The Community Consolidated District 181 Board Monday night approved a tentative 2020 tax levy. But the ultimate amount sought could hinge on figures not yet known.
Board members unanimously approved a levy request for operating funds in the amount of $66.4 million. That’s roughly 3 percent more than the 2019 tax extension of $64.4 million and reflects the 2.3 percent consumer price index and $22.2 million in estimated new construction, according to Richard Engstrom, assistant superintendent of business and operations.
Engstrom told board members the district’s fund balance strategy to target an audited operating fund balance of no more than 50 percent of total expenditures could dictate an abatement to taxpayers during the window early next year for reducing the levy.
“If we notice we’re going to be above 50 percent in February, we can still make the correction,” he said.

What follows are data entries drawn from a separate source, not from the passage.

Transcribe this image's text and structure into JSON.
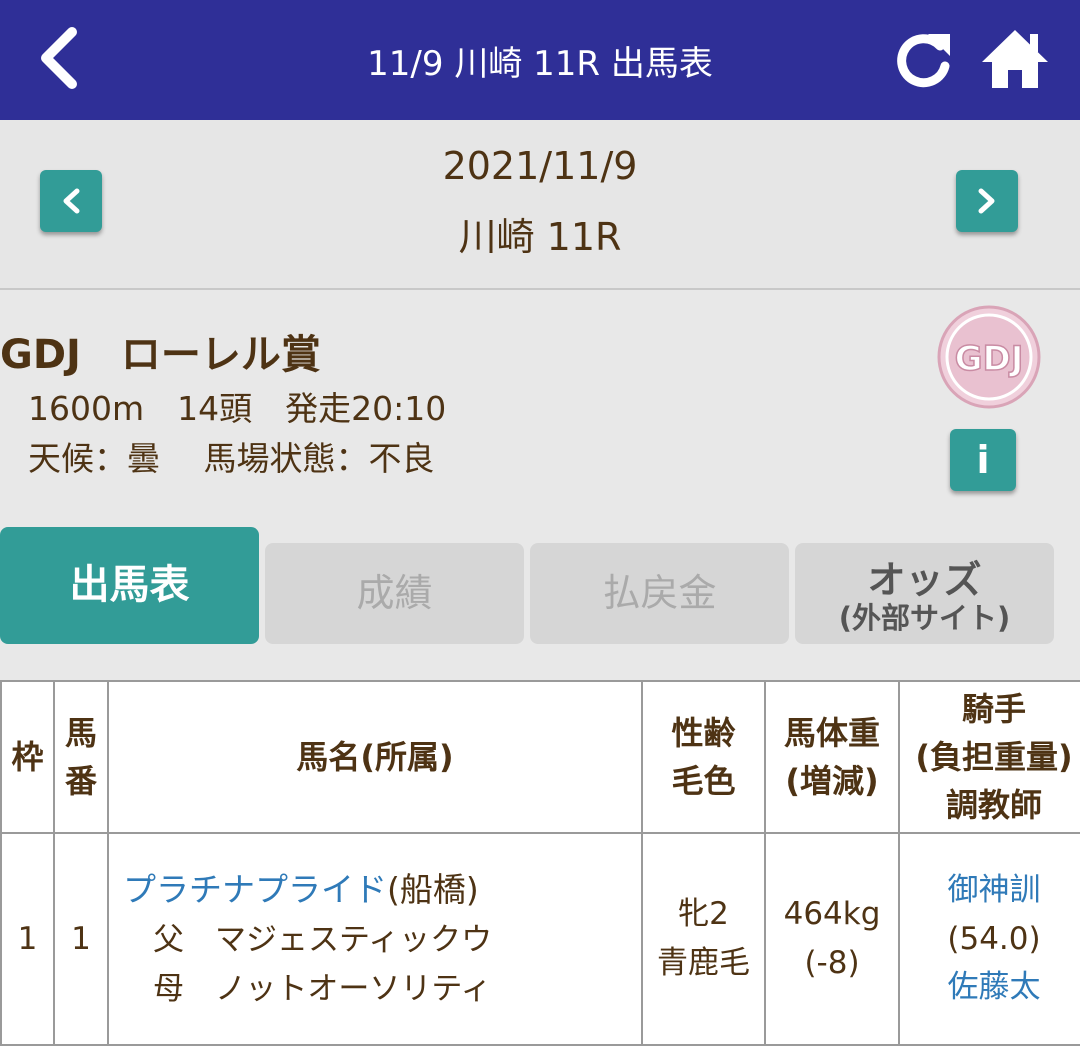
{
  "header": {
    "title": "11/9 川崎 11R 出馬表",
    "color": "#2f2f97"
  },
  "date_nav": {
    "date": "2021/11/9",
    "race": "川崎 11R"
  },
  "race_info": {
    "name": "GDJ　ローレル賞",
    "details": "1600m　14頭　発走20:10",
    "conditions": "天候：曇　 馬場状態：不良",
    "logo_text": "GDJ",
    "info_label": "i"
  },
  "tabs": {
    "entries": "出馬表",
    "results": "成績",
    "payouts": "払戻金",
    "odds": "オッズ",
    "odds_sub": "(外部サイト)"
  },
  "table": {
    "headers": {
      "waku": "枠",
      "umaban_1": "馬",
      "umaban_2": "番",
      "horse": "馬名(所属)",
      "sexage_1": "性齢",
      "sexage_2": "毛色",
      "weight_1": "馬体重",
      "weight_2": "(増減)",
      "jockey_1": "騎手",
      "jockey_2": "(負担重量)",
      "jockey_3": "調教師"
    },
    "rows": [
      {
        "waku": "1",
        "umaban": "1",
        "horse_name": "プラチナプライド",
        "affiliation": "(船橋)",
        "sire": "父　マジェスティックウ",
        "dam": "母　ノットオーソリティ",
        "sex_age": "牝2",
        "coat": "青鹿毛",
        "weight": "464kg",
        "weight_change": "(-8)",
        "jockey": "御神訓",
        "burden": "(54.0)",
        "trainer": "佐藤太"
      }
    ]
  },
  "colors": {
    "accent": "#329c97",
    "text": "#4e3314",
    "link": "#2f7ab8"
  }
}
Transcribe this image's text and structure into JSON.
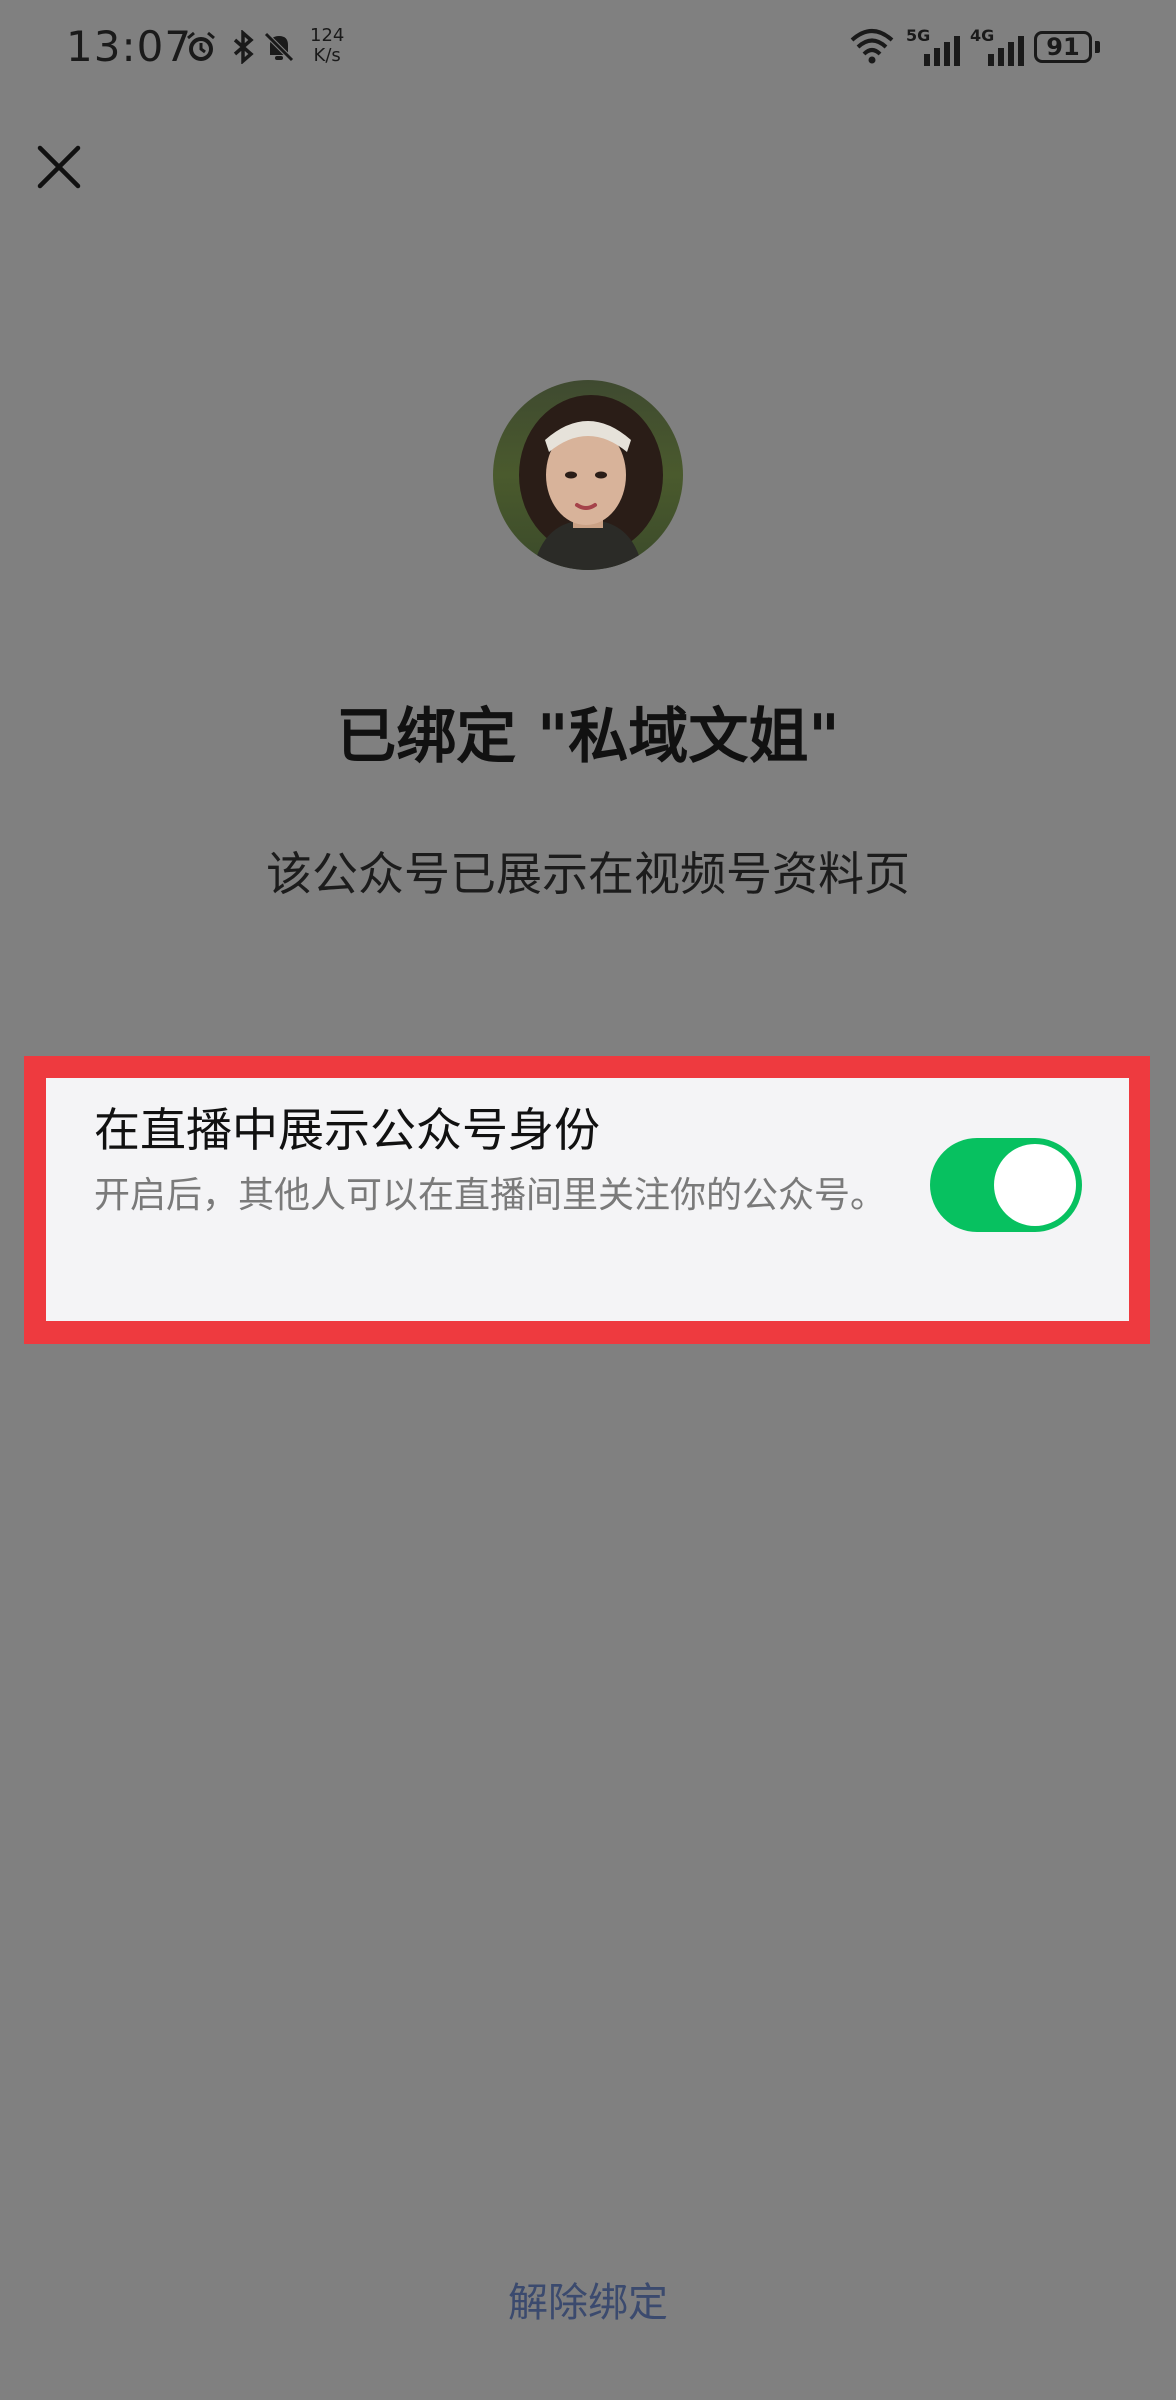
{
  "status_bar": {
    "time": "13:07",
    "net_speed_value": "124",
    "net_speed_unit": "K/s",
    "signal_1_label": "5G",
    "signal_2_label": "4G",
    "battery": "91",
    "icons": [
      "alarm-icon",
      "bluetooth-icon",
      "mute-bell-icon",
      "wifi-icon",
      "signal-icon",
      "battery-icon"
    ]
  },
  "header": {
    "close_icon": "close-icon"
  },
  "profile": {
    "title": "已绑定 \"私域文姐\"",
    "subtitle": "该公众号已展示在视频号资料页"
  },
  "setting": {
    "title": "在直播中展示公众号身份",
    "description": "开启后，其他人可以在直播间里关注你的公众号。",
    "toggle_on": true,
    "toggle_color": "#07c160",
    "highlight_color": "#ee3a3f"
  },
  "footer": {
    "unbind_label": "解除绑定"
  }
}
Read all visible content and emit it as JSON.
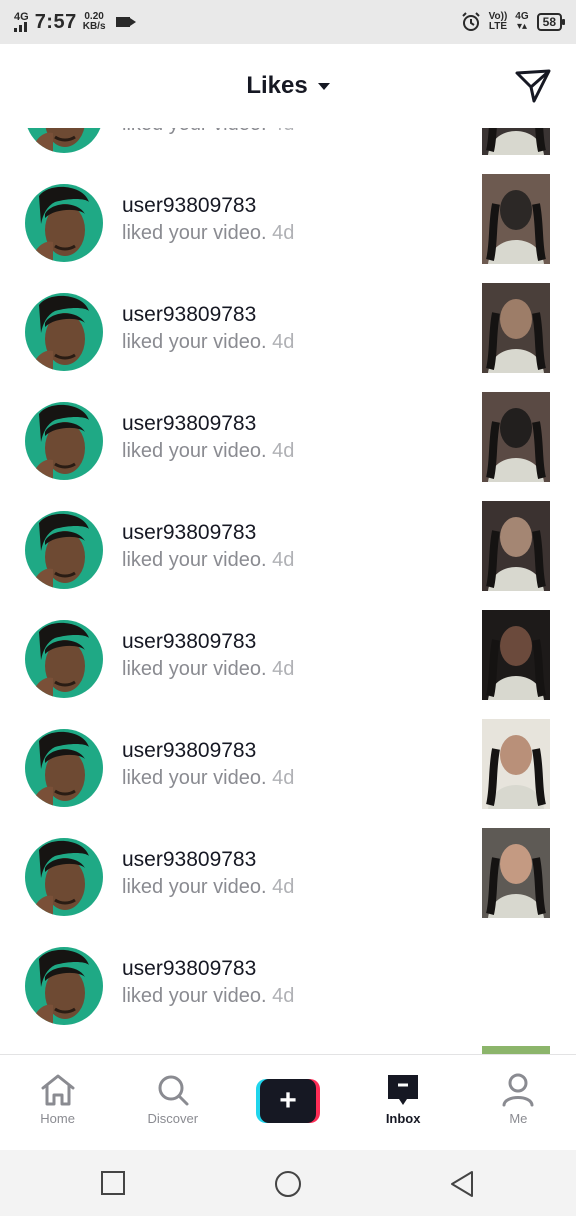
{
  "status_bar": {
    "network": "4G",
    "time": "7:57",
    "speed_value": "0.20",
    "speed_unit": "KB/s",
    "volte_top": "Vo))",
    "volte_bottom": "LTE",
    "net2_top": "4G",
    "battery": "58"
  },
  "header": {
    "title": "Likes"
  },
  "notifications": [
    {
      "username": "user93809783",
      "message": "liked your video.",
      "ago": "4d"
    },
    {
      "username": "user93809783",
      "message": "liked your video.",
      "ago": "4d"
    },
    {
      "username": "user93809783",
      "message": "liked your video.",
      "ago": "4d"
    },
    {
      "username": "user93809783",
      "message": "liked your video.",
      "ago": "4d"
    },
    {
      "username": "user93809783",
      "message": "liked your video.",
      "ago": "4d"
    },
    {
      "username": "user93809783",
      "message": "liked your video.",
      "ago": "4d"
    },
    {
      "username": "user93809783",
      "message": "liked your video.",
      "ago": "4d"
    },
    {
      "username": "user93809783",
      "message": "liked your video.",
      "ago": "4d"
    },
    {
      "username": "user93809783",
      "message": "liked your video.",
      "ago": "4d"
    },
    {
      "username": "",
      "message": "",
      "ago": ""
    }
  ],
  "tabs": [
    {
      "label": "Home",
      "icon": "home-icon"
    },
    {
      "label": "Discover",
      "icon": "search-icon"
    },
    {
      "label": "",
      "icon": "plus-icon"
    },
    {
      "label": "Inbox",
      "icon": "inbox-icon"
    },
    {
      "label": "Me",
      "icon": "person-icon"
    }
  ],
  "colors": {
    "accent_pink": "#fe2c55",
    "accent_cyan": "#20d5ec",
    "text_primary": "#161823",
    "text_secondary": "#8a8b91",
    "avatar_bg": "#1fa985"
  }
}
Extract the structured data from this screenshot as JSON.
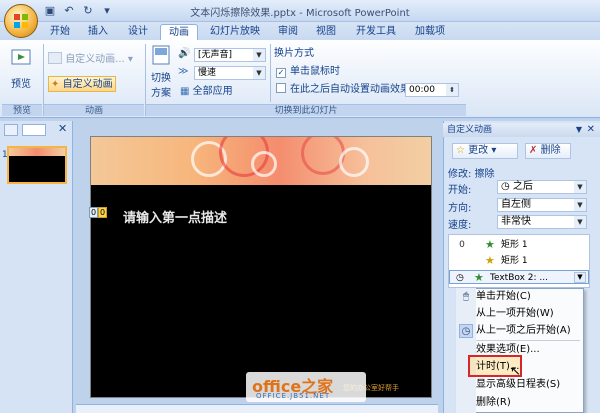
{
  "window": {
    "title": "文本闪烁擦除效果.pptx - Microsoft PowerPoint"
  },
  "quick_access": {
    "icons": [
      "save-icon",
      "undo-icon",
      "redo-icon",
      "quick-access-dropdown-icon"
    ]
  },
  "ribbon_tabs": [
    "开始",
    "插入",
    "设计",
    "动画",
    "幻灯片放映",
    "审阅",
    "视图",
    "开发工具",
    "加载项"
  ],
  "active_tab": "动画",
  "ribbon": {
    "preview_group": {
      "label": "预览",
      "preview_button": "预览"
    },
    "animation_group": {
      "label": "动画",
      "animate_combo": "自定义动画...",
      "custom_animation_button": "自定义动画"
    },
    "transition_group": {
      "label": "切换到此幻灯片",
      "transition_scheme_button": [
        "切换",
        "方案"
      ],
      "sound_combo": "[无声音]",
      "speed_combo": "慢速",
      "apply_all": "全部应用",
      "advance_heading": "换片方式",
      "on_click": "单击鼠标时",
      "on_click_checked": true,
      "auto_after": "在此之后自动设置动画效果:",
      "auto_after_checked": false,
      "auto_time": "00:00"
    }
  },
  "slide": {
    "text": "请输入第一点描述",
    "anim_tag": "0"
  },
  "watermark": {
    "main": "office之家",
    "sub": "OFFICE.JB51.NET",
    "slide_corner": "您的办公室好帮手"
  },
  "custom_animation_pane": {
    "title": "自定义动画",
    "change_button": "更改",
    "remove_button": "删除",
    "modify_heading": "修改: 擦除",
    "start_label": "开始:",
    "start_value": "之后",
    "direction_label": "方向:",
    "direction_value": "自左侧",
    "speed_label": "速度:",
    "speed_value": "非常快",
    "items": [
      {
        "num": "0",
        "name": "矩形 1"
      },
      {
        "num": "",
        "name": "矩形 1"
      },
      {
        "num": "",
        "name": "TextBox 2: ..."
      }
    ]
  },
  "context_menu": {
    "items": [
      "单击开始(C)",
      "从上一项开始(W)",
      "从上一项之后开始(A)",
      "效果选项(E)...",
      "计时(T)...",
      "显示高级日程表(S)",
      "删除(R)"
    ]
  },
  "colors": {
    "ribbon_bg": "#dae6f6",
    "accent": "#15428b",
    "highlight_border": "#d6262a",
    "slide_bg": "#000000"
  }
}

Engstrom also said an exploration of options for a permanent district administration center, which board members had approved earlier in the meeting, could have an impact. Administrators currently operate out of 12,000 square feet of leased space in Clarendon Hills for $206,685 per year. The district is in year one of a five-year lease. The 20-year cost of leasing would exceed $5.5 million.
The options are purchasing an existing building for an estimated $3.6 million, building on existing land for an estimated $5.2 million and building on purchased land for a projected $6.2 million. Administrators will research available property over the next couple of months and bring findings back based on the potential for long-term savings.
“Depending on how much that building costs, it may affect how much we’re going to levy or abate,” Engstrom reported.
Board President Margie Kleber said she favors the approach of requesting a “balloon” levy that can subsequently be reduced.
“We certainly don’t want to take more than we need, but we want make sure that we’re not hurting ourselves by taking less before we really know how much money we’re going to get,” Kleber said.
Board member Meeta Patel agreed, saying the district has been trying to be more proactive in addressing facility maintenance and upgrades.
“We want to not overburden the taxpayer, but it’s really important to keep front and center the large future projects as a driving force,” she said, noting also the longstanding desires to implement full-day kindergarten and expand the world languages program. “I think it’s really important to keep those big projects in mind so that we have a purpose for estimating to take the ballooned amount.”
Superintendent Hector Garcia responded that the fund balance strategy addresses “how do we get money back to the taxpayers if our priorities have been met.”
Board member Bill Cotter challenged the need for a balloon levy when the district enjoyed a budget surplus last year and is projected to again this fiscal year.
“Why are we not looking at a lesser levy?” Cotter posed, raising the idea of a flat levy. “It is a critical function and a duty that we owe the taxpayers to be very clear about why it is that we’re asking for certain funds.”
After a period of public display, the board is expected to adopt the levy at its Monday, Dec. 7, meeting.